His claim to fame? Nine-year-old Kendall Schmidt is the reigning international champion in his age division in the pedal power tractor pull, and he participated Saturday in the preliminary local competition put on by Jim and Leigh Ann Van De Creek of Abilene as part of Threshing Days.

Schmidt won the event with the only “full pull” in his division, and it was his second victory of the day. Schmidt took first in Newton at the Harvey County Fair before lunch.

“I started right here when I was 5,” said Schmidt, grandson of Arlo Schmidt of Goessel, who was instrumental in bringing the pedal pull back to the festival several years ago.

“I won that one. My dad and grandpa made me a tractor and sled. I use that to practice.”

In fact, the young Schmidt has never lost a Threshing Days pull.

Following Saturday’s competition, Schmidt was scheduled to travel to Lincoln, Neb., to defend his international title the next day. His win in Goessel began the process for another shot at the pedal tractor pull big time. He will compete at the Kansas State Fair Sept. 7.

Also qualifying for state competition were all the first- and second-place winners from the nine age divisions.

After the State Fair event, the top two finishers there are on their way to the nationals in Omaha, Neb., Sept. 20. Top five winners there qualify for internationals next summer. Schmidt finished second last year to earn his berth.

Schmidt always registers as No. 20 in pedal pulls, but not because of superstition.

“I get No. 20 all the time because it’s the last number in an age division, and that way I know what I have to beat,” he said.

Pedalers are given their numbers in the order in which they sign up.

Kansas is well represented in national competition, Leigh Ann Van De Creek said.

“Kansas has one of the biggest bunches of contestants,” she said. “There are pulls in 21 states, and Kansas is always right up there with winners. We take our tractors around a lot to lots of places. I think that’s why.”

Ten-year-old Benjamin Wirtz of Lost Springs bears out Van De Creek’s claim. He had already qualified for state competition with a second-place finish in the Tri-County Fair at Herington, but he took part in the Goessel event “just for the practice.”

We came to Threshing Days just to compete in the pull,” he said.

Wirtz said he prepared by riding his bike and walking the dog.

For the Van De Creeks, however, the preparation has been a bit more time consuming.

“It takes me all winter to build one of the tractors,” Bill Van De Creek said. “I’ve been doing this for 20 years.”

Bill Van De Creek is president of the Kansas Pedal Pull Association, and he has made all the tractors and sleds used in competitions put on by his crew.

It all started with an idea by family members.

“I had a couple of sisters-in-law who had heard about pedal-power tractor pulling,” he said. “They wanted me to conduct a pull in Hope since I used to compete in tractor pulls. They wanted me to take an old piece of plywood and put some bricks on it for a sled. Being I was a former puller, I didn’t want to sink that low. So, I built a sled. I still use it today for some pulls.”

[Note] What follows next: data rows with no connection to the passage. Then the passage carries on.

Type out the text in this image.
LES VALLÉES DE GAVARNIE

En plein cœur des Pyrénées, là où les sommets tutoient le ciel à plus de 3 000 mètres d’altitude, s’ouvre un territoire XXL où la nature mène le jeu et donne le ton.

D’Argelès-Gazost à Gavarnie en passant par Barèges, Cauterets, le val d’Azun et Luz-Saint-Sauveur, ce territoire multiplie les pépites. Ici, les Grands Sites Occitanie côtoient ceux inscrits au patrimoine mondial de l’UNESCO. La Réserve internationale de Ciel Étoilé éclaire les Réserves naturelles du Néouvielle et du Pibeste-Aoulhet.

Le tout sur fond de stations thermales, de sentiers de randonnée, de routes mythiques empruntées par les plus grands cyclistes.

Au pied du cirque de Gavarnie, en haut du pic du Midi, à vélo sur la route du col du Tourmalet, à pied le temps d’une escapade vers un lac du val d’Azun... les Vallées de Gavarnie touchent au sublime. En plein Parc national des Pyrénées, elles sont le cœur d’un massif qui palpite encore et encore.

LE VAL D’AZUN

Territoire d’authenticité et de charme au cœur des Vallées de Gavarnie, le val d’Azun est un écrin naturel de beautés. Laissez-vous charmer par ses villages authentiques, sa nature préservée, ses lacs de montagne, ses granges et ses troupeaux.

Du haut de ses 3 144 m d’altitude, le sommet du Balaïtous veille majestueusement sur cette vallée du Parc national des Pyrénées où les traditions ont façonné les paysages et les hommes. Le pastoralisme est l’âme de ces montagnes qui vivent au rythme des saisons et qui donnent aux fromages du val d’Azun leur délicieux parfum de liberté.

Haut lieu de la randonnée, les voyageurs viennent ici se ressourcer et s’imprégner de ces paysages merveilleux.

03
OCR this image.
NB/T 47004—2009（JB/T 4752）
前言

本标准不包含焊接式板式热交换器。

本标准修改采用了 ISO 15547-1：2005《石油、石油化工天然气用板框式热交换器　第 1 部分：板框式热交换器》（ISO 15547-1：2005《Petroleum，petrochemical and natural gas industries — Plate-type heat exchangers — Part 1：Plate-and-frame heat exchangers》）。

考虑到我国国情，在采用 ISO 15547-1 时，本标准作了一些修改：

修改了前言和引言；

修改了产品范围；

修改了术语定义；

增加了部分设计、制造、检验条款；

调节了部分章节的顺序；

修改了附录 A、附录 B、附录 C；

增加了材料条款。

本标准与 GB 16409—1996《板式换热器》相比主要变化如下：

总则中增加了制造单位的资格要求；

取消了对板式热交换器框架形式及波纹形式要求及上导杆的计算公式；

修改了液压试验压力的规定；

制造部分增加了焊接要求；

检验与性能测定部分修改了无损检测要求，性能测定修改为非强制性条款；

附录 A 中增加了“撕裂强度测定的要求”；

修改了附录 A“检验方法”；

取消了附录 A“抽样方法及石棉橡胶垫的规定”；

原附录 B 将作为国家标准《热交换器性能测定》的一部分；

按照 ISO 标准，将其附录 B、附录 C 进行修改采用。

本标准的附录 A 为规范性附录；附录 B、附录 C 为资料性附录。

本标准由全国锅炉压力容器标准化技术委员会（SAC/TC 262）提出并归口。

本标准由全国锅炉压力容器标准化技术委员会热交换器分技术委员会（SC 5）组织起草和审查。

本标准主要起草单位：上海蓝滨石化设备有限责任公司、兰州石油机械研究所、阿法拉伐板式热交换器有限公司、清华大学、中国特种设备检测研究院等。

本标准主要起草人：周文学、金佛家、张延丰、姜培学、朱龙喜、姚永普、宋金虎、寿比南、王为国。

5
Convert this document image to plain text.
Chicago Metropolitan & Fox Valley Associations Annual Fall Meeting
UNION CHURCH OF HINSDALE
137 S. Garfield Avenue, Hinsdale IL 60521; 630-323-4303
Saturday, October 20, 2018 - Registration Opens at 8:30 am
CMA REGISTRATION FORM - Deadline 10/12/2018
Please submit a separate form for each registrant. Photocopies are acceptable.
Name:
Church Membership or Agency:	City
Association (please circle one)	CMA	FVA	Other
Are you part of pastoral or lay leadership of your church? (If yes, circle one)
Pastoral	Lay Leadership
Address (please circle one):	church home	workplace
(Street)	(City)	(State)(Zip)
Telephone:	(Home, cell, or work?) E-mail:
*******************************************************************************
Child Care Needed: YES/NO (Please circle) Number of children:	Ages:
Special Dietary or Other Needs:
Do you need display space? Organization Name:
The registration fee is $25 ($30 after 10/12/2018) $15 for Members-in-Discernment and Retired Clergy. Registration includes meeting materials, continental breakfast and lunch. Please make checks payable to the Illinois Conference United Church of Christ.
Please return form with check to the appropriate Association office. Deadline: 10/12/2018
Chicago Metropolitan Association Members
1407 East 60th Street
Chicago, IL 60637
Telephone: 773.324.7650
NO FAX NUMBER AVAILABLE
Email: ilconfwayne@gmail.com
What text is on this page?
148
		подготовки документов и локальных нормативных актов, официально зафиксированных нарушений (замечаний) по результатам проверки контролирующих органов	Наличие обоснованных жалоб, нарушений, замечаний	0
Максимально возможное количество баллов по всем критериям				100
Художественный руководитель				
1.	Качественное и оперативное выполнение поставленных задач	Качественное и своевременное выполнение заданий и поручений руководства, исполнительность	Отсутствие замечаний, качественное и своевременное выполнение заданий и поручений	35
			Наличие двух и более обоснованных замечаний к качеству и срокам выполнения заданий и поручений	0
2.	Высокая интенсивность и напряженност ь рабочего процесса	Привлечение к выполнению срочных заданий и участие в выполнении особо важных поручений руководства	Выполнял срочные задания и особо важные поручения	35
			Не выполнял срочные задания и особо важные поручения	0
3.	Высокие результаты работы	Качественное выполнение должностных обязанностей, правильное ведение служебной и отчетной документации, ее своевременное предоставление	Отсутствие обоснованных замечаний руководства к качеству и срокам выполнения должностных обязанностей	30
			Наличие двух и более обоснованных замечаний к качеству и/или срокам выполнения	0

The concept is simple. Kids pedal the tractors as hard as they can, pulling a sled with a sliding weight that makes the pulling harder the farther the sled travels. The sled also records the distance traveled.

If the contestant reaches the full length of the course, he or she has completed a full pull. If more than one pedal pusher achieves a full pull, the weights are increased, and each contestant pulls again.

“For some fairs, we can have as many as 190 kids,” Bill Van De Creek said. “With two tractors, we can run them all in 70 minutes.”

The amount of training for the pullers varies, said Leigh Ann Van De Creek.

“Some parents will load down the tractors with anything they can find, and then the kids take off. A lot of the kids swim, so they have strong legs.”

Five-year-old Alyssa Booten of Lehigh, who was competing with her sisters, Paige, 9, and Leah, 3, was not a veteran pedal puller in Saturday’s competition. But, she was planning to use experience of a sort to gain an edge, according to her mom, Jill.

“She has driven a real tractor with her dad,” she said.